Gries, best known for his work on Lost and in Napoleon Dynamite, plays the doctor as equal parts madman and understanding boss. The comedy setup doesn’t require any logic behind Roberts’ work or his staff’s devotion to him, but Gries turns him into a visionary in short order. When Patient 88 (Nicholas Rutherford) struggles in the rotoscoped landscape of a conjured confrontation with a ’90s sitcom star, Roberts dives right in to guide him out of his self-doubting mentality. But this is also the same guy who keeps track of how many patients have peed themselves during procedures in that week alone and who’s running an experimental (read: probably illegal) practice, so it’s not all heroics.

There’s a detached outsider in Patient 88, who could be the Ryan Howard of the bunch if he hadn’t soiled himself on his first day. That’s one of the side effects of having his fears interpreted into animated sequences that, while not revolutionary, are still visually striking. You’ll be tempted to analyze what’s going on in the periphery even as the aforementioned sitcom star seeds a whole forest in seconds, or a nightmarish cafeteria worker becomes a sympathetic figure. Stessen, who was also behind the lovely The Gold Sparrow, balances the live action with these augmented scenes, in part by making sure the action of the real world is just as outlandish as what’s unfolding on the facility’s screens.

The workplace comedy angle was played up ahead of Dream Corp LLC’s release, as Merchant and John Krasinski serve as executive producers. Merchant, of course, created The Office with Ricky Gervais, which was adapted into the long-running sitcom on NBC that starred Krasinski (who also directed a few episodes).
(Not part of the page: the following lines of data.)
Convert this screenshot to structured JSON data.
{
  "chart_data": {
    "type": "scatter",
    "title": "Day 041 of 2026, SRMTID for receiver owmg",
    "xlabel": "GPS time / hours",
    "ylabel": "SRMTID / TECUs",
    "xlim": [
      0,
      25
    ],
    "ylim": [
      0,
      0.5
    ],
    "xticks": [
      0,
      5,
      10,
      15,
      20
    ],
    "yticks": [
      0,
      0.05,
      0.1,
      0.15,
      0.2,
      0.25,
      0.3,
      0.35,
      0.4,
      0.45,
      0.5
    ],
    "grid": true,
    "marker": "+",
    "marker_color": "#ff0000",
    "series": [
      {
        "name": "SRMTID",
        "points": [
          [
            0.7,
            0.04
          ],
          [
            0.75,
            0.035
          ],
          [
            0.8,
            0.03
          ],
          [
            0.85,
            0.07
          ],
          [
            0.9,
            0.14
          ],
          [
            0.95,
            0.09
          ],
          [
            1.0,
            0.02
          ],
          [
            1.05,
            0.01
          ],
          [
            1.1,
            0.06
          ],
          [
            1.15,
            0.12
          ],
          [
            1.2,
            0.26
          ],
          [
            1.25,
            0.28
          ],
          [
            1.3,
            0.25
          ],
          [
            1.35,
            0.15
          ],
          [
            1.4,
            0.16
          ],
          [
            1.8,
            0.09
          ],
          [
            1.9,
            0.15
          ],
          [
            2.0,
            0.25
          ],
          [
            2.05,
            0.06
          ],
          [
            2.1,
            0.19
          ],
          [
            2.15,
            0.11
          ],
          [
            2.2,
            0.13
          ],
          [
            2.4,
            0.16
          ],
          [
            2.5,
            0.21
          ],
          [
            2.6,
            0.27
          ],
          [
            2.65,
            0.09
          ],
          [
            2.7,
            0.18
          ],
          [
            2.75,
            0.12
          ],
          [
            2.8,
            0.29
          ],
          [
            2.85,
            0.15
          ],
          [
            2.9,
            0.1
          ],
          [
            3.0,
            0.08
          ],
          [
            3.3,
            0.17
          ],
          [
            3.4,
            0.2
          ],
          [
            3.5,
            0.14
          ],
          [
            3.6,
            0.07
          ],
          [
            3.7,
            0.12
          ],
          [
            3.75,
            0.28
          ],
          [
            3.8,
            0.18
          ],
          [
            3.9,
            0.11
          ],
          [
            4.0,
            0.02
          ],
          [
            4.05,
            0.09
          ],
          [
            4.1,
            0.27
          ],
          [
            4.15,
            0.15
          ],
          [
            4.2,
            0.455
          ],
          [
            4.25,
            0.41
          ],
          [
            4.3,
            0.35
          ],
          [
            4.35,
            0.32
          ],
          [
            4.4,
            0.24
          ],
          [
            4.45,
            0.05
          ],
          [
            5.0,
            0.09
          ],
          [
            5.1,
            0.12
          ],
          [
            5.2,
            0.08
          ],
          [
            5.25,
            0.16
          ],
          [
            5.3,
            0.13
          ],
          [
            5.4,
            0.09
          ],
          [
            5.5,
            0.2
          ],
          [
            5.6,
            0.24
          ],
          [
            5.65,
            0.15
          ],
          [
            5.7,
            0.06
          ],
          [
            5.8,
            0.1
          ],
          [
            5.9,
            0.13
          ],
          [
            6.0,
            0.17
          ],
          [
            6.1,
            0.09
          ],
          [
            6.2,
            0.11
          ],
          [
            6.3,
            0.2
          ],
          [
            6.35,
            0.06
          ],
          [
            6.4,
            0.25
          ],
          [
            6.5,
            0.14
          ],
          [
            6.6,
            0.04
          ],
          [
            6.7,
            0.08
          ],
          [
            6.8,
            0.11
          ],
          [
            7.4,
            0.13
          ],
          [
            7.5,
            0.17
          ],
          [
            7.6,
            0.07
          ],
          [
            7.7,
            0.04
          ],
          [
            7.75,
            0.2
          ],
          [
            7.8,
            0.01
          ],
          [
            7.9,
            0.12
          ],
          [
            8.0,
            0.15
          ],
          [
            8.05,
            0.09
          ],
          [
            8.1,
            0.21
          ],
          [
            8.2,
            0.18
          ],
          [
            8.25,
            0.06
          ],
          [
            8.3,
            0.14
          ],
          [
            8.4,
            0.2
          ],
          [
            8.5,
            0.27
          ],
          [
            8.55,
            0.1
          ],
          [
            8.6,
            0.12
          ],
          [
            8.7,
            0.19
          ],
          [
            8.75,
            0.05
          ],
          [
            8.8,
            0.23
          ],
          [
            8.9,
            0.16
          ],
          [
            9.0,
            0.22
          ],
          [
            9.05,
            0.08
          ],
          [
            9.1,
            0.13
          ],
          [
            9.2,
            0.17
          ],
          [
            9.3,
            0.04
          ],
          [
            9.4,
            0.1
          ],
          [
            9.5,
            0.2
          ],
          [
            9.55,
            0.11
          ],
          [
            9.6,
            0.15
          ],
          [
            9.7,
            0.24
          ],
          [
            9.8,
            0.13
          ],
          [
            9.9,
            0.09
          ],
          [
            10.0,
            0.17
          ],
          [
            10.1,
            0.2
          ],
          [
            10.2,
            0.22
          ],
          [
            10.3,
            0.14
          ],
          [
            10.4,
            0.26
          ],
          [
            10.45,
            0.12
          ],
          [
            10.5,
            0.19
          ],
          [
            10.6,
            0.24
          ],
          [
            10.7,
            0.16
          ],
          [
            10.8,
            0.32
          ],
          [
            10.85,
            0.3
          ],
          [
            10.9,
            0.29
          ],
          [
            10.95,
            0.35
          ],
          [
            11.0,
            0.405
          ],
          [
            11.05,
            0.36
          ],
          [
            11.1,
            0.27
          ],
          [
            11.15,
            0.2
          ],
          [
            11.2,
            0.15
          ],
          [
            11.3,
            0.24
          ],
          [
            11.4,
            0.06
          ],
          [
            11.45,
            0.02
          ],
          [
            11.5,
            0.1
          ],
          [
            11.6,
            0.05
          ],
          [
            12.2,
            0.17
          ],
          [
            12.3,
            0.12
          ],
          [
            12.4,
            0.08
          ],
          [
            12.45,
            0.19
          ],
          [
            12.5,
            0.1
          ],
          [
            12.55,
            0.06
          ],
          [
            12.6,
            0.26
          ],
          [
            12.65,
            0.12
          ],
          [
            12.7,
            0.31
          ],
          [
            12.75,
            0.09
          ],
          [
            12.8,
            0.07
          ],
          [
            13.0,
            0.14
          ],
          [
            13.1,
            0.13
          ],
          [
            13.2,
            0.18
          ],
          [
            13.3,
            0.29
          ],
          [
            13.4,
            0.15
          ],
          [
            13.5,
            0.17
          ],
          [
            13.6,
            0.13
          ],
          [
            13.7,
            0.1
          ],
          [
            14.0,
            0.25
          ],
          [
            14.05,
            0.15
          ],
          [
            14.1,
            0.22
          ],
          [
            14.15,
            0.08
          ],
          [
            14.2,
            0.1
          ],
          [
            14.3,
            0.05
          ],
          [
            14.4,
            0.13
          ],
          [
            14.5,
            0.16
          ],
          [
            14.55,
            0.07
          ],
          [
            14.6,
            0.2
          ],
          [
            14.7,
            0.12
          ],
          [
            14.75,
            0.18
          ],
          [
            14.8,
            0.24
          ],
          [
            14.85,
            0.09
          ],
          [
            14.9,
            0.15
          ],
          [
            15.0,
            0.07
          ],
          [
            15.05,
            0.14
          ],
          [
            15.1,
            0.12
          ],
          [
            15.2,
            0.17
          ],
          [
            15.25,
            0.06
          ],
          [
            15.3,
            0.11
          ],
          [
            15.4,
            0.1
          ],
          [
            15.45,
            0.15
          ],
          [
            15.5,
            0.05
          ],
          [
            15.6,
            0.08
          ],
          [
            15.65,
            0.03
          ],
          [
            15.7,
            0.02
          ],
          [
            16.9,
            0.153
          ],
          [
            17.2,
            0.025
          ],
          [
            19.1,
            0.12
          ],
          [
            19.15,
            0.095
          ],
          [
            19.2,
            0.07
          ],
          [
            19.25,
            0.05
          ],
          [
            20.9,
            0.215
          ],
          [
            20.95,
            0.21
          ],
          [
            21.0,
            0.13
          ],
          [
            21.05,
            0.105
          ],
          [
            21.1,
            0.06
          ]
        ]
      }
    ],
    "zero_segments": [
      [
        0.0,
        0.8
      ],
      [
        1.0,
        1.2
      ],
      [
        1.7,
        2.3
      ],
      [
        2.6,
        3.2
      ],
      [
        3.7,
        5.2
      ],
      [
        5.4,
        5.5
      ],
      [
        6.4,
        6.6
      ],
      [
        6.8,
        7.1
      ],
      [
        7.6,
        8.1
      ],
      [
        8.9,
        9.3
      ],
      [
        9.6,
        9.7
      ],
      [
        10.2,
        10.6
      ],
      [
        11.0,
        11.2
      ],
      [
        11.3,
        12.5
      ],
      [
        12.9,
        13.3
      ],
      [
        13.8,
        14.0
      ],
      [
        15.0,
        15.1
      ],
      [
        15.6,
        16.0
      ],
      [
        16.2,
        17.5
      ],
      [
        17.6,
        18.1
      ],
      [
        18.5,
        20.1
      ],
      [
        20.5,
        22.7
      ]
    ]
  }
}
So there’s no escaping comparisons to Wernham Hogg or Dunder Mifflin. But while Dream Corp LLC certainly has a delusional boss, his fervor is matched by almost everyone around him—the lunatics are not only running the asylum, they’re also practically embedded in it (Proksch’s character admits he hasn’t left the facility in 15 years). The series steers clear of a sitcom construct. Dream Corp LLC is firmly planted in surreal territory, where it’s likely to blossom.